Who ever saw a bicycle with a steering wheel? Well, OK, one kid at my school had one, but that was the exception that proves the rule. Motorcycle and bicycle games wouldn't be right without a set of handlebars. In general, handlebars are the same, electronically speaking, as Analog steering wheels. They use a potentiometer to measure left/right travel, and interface through an A-Pac, AKI, or Dual Strike Hack. Some handlebars include buttons, brake levers, twistable throttle grips, and even forward-to-back motion (Paperboy and Enduro Racer).
Games that used handlebars include:
- Super Hang-On
- Enduro Racer
- Wild Riders
- and many more...
Gas, brake, and clutch- you can't drive a car without pedals. Some games used just one for gas, some add a brake, and a few used all three. There are two basic types of pedals:
Analog pedals use a potentiometer to determine how far the pedal is being pushed, and therefore can tell the game how much gas to use, or how hard to brake. Analog pedals interface through an AKI, A-Pac, or Dual Strike hack.

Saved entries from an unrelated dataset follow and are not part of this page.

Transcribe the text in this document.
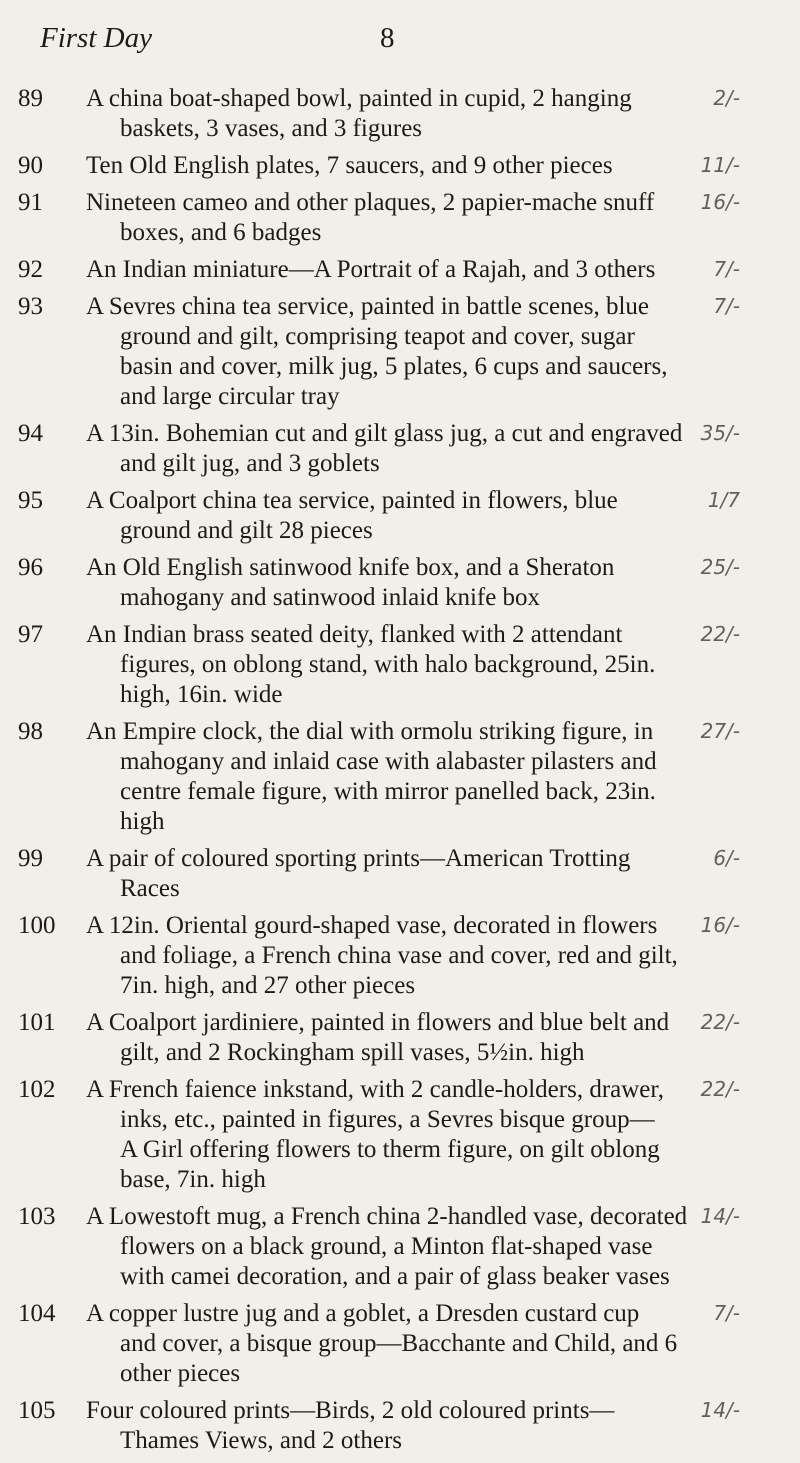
First Day	8
89	A china boat-shaped bowl, painted in cupid, 2 hanging
baskets, 3 vases, and 3 figures
2/-
90	Ten Old English plates, 7 saucers, and 9 other pieces	11/-
91	Nineteen cameo and other plaques, 2 papier-mache snuff
boxes, and 6 badges
16/-
92	An Indian miniature—A Portrait of a Rajah, and 3 others	7/-
93	A Sevres china tea service, painted in battle scenes, blue
ground and gilt, comprising teapot and cover, sugar
basin and cover, milk jug, 5 plates, 6 cups and saucers,
and large circular tray
7/-
94	A 13in. Bohemian cut and gilt glass jug, a cut and engraved
and gilt jug, and 3 goblets
35/-
95	A Coalport china tea service, painted in flowers, blue
ground and gilt 28 pieces
1/7
96	An Old English satinwood knife box, and a Sheraton
mahogany and satinwood inlaid knife box
25/-
97	An Indian brass seated deity, flanked with 2 attendant
figures, on oblong stand, with halo background, 25in.
high, 16in. wide
22/-
98	An Empire clock, the dial with ormolu striking figure, in
mahogany and inlaid case with alabaster pilasters and
centre female figure, with mirror panelled back, 23in.
high
27/-
99	A pair of coloured sporting prints—American Trotting
Races
6/-
100	A 12in. Oriental gourd-shaped vase, decorated in flowers
and foliage, a French china vase and cover, red and gilt,
7in. high, and 27 other pieces
16/-
101	A Coalport jardiniere, painted in flowers and blue belt and
gilt, and 2 Rockingham spill vases, 5½in. high
22/-
102	A French faience inkstand, with 2 candle-holders, drawer,
inks, etc., painted in figures, a Sevres bisque group—
A Girl offering flowers to therm figure, on gilt oblong
base, 7in. high
22/-
103	A Lowestoft mug, a French china 2-handled vase, decorated
flowers on a black ground, a Minton flat-shaped vase
with camei decoration, and a pair of glass beaker vases
14/-
104	A copper lustre jug and a goblet, a Dresden custard cup
and cover, a bisque group—Bacchante and Child, and 6
other pieces
7/-
105	Four coloured prints—Birds, 2 old coloured prints—
Thames Views, and 2 others
14/-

Digital pedals are simply "on" or "off". Games that used digital pedals cannot tell how much gas or brake you are using, it's all or nothing. Basically a button for the foot.
Some driving games, you just pushed down the pedal and went. Others looked for more realism, and added a high/low gear shifter. Other games took it further, with 3, 4, or more gears. Some shifters also included a "Turbo" button on the handle.
Constant-press vs. Momentary-press
Different shifters report their position to the game differently. Some push a switch constantly for each gear, while others only close a switch momentarily. Many use a position where no switch is closed to indicate one of the gears, or neutral.
How MAME handles shifter inputs
MAME's handling of these different types of shifters is even more unpredictable. Some games use momentary switches, some use constant. Some games use the same method that the original controls used for that game; some do not. Some control schemes can be re-mapped to make use of a different shifter type, and some cannot.
What's it mean to me?
What this means is that no one shifter will play every game in MAME. If you're planning on incorporating a shifter, you will need to do considerable research into the requirements of the games most important to you in order to determine the type of shifter you will need.